Doch bevor André Schaffeld die 125-jährige Erfolgsgeschichte der Volksbank Rhede Revue passieren ließ, stand der Rückblick auf das Geschäftsjahr 2009 im Fokus des Interesses. Dabei konnte Andreas Terstegen ein durchweg positives Zahlenwerk vorlegen. 708.000 Euro wurden als Bilanzgewinn erwirtschaftet. Damit ist die Volksbank Rhede in der Lage, ihre Rücklagen weiter zu stärken und die notwendige Liquidität zu sichern. Wie im Vorjahr wird zudem eine Dividende in Höhe von 6,25 Prozent ausgeschüttet. Wegen des 125-jährigen Bestehens zahlt die Bank an einen zusätzlichen Bonus von 1,25 Prozent an die 6.606 Mitglieder. Über 244.000 Euro fließen ihnen damit direkt zu.

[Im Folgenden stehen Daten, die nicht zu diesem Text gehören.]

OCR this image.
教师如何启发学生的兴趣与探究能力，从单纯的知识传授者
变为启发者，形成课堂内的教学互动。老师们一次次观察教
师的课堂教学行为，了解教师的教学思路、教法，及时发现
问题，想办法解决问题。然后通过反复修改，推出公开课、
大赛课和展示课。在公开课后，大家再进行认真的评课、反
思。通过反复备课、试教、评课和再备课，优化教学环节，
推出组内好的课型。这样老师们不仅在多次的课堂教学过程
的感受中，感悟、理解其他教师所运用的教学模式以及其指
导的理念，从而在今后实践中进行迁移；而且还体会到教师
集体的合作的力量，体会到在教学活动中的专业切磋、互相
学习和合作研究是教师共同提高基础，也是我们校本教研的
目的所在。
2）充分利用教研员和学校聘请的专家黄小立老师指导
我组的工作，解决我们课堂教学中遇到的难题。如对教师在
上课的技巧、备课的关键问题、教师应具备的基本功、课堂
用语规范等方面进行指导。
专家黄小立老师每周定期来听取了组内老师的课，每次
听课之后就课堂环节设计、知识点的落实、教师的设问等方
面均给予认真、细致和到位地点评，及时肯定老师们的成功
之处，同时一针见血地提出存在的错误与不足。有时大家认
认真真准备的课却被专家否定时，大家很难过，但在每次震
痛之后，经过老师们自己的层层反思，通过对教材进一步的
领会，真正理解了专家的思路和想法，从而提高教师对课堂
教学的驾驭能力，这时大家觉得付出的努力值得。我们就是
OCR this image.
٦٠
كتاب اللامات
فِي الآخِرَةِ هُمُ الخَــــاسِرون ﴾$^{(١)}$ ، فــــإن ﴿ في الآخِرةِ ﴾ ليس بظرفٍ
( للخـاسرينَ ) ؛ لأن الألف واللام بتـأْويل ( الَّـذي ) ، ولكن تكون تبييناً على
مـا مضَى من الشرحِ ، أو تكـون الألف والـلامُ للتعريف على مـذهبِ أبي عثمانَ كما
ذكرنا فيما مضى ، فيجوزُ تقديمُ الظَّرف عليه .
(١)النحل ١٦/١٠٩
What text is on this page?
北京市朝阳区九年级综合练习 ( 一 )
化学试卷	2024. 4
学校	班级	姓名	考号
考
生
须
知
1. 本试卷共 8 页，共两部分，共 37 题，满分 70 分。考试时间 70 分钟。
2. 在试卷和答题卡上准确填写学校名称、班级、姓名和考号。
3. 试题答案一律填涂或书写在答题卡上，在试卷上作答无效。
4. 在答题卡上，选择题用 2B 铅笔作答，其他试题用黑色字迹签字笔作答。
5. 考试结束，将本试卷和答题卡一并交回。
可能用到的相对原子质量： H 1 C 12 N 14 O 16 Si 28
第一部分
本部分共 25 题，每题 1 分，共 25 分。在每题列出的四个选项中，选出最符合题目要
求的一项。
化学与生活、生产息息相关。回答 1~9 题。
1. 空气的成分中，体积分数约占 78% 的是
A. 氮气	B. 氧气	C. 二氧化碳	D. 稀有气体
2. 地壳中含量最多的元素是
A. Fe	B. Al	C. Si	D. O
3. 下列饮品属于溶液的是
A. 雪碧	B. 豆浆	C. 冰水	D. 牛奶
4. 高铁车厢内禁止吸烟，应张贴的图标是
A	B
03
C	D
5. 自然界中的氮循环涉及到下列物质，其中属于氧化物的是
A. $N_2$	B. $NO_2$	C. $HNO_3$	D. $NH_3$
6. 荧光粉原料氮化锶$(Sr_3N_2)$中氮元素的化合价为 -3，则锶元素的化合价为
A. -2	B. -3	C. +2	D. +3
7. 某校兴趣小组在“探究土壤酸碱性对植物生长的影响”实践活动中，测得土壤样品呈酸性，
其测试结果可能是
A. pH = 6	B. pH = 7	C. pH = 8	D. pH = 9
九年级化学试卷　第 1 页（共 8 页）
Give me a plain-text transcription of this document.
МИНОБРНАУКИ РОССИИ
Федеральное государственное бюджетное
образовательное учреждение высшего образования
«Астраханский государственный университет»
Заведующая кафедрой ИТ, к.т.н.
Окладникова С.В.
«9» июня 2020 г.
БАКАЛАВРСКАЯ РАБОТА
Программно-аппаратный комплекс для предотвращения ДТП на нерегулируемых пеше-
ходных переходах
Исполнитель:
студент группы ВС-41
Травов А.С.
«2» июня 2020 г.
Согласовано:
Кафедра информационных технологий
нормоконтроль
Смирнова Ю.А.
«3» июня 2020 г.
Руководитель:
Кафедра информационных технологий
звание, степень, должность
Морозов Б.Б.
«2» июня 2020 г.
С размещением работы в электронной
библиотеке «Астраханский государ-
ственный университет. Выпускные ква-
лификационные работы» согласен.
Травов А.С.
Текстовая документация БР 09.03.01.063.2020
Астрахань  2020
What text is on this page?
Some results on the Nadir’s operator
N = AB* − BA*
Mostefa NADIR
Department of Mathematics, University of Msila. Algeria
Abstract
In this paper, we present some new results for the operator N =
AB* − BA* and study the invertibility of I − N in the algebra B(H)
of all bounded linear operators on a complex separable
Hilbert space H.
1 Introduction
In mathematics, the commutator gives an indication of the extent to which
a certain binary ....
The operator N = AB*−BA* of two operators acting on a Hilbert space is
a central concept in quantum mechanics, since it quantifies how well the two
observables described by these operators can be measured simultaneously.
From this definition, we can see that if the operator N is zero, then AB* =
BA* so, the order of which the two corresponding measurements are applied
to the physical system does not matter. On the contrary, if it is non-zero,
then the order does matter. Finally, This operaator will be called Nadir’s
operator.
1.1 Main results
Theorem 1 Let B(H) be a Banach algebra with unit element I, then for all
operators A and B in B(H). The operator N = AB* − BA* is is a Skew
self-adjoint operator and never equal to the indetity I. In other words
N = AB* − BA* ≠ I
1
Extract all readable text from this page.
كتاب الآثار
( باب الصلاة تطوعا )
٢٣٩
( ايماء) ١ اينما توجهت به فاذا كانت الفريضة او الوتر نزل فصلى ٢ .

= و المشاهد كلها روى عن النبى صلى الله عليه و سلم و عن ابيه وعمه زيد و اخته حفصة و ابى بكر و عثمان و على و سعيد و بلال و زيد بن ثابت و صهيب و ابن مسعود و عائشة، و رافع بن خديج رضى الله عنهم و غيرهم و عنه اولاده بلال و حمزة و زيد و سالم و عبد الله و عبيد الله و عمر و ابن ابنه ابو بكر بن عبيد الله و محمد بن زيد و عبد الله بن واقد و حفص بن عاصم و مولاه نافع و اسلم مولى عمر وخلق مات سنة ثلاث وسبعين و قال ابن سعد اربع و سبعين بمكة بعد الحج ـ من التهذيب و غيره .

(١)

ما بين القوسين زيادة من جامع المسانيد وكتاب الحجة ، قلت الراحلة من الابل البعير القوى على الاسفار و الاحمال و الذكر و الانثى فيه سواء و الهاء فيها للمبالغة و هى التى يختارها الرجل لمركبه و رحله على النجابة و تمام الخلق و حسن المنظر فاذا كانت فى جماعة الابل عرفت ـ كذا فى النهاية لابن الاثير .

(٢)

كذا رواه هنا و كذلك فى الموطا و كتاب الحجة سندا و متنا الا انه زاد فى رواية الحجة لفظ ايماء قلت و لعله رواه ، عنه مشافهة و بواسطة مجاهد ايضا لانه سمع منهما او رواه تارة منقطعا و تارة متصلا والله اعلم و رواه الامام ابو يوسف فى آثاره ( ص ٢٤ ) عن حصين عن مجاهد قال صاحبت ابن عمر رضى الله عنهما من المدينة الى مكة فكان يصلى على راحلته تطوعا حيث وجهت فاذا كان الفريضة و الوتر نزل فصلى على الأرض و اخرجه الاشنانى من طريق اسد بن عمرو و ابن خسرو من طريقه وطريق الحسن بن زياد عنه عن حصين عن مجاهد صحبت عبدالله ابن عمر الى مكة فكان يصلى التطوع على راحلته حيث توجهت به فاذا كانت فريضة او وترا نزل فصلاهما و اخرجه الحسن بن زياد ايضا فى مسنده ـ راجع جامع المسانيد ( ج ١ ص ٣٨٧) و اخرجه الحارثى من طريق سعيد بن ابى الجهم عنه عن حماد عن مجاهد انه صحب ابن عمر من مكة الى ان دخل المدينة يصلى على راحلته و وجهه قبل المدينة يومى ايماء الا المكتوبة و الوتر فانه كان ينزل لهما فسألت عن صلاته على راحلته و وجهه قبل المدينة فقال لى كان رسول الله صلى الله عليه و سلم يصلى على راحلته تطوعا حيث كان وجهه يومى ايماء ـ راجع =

In der Krise den nötigen Rückhalt gegeben
Die Bilanzsumme erhöhte sich gegenüber 2008 leicht auf 389 Mio. Euro. Auch im Finanzierungsgeschäft erreichte die Volksbank Rhede mit ihren 81 Beschäftigten mit 289 (Vorjahr 270) Mio. Euro einen Spitzenwert. „Keine Kreditklemme in Sicht!“, fasste Andreas Terstegen die Entwicklung zusammen. „Wir sind unserer Verantwortung auch in der Krise nachgekommen und haben damit dem regionalen Mittelstand den nötigen Rückhalt gegeben“, so Terstegen wörtlich. Zur Freude der Vorstände kamen viele Impulse für das Wachstum aus dem privaten Bereich.
Starke Zuwächse verzeichnete die Volksbank Rhede im Fördermittelgeschäft. Insbesondere Gewerbetreibende und Landwirte nutzten das Know-how der Bankberater bei der Vermittlung zinsgünstiger staatlicher Gelder. Investitionen im bereich regenerativer Energien sorgten für diese gestiegene Kreditnachfrage.
Bei den bilanziellen Kundeneinlagen war ein leichter Rückgang um ein Prozent auf 280 Mio. Euro zu verzeichnen. Dies führt die Bank auf Sondereinflüsse aus dem Jahr 2008 zurück. Auf dem Höhepunkt der Finanzmarktkrise waren der Bank kurzfristig größere Summen zugeflossen. Sie wurden zu einem Großteil im Laufe des Jahres 2009 für Wiederanlagen in Aktien genutzt und auch für den laufenden Geschäftsbetrieb benötigt. Das hat sich am Stichtag in der Bilanz niedergeschlagen. Im Mehrjahresvergleich ist jedoch ein deutliches Wachstum zu verzeichnen. „Auf der Grundlage von 2007 stiegen die Einlagen unserer Mitglieder und Kunden bis zum 31.12.2009 um ins-gesamt 12,6 Prozent, also durchschnittlich pro Jahr um 6,1 Prozent“, verdeutlichte der Vorstandsvorsitzende.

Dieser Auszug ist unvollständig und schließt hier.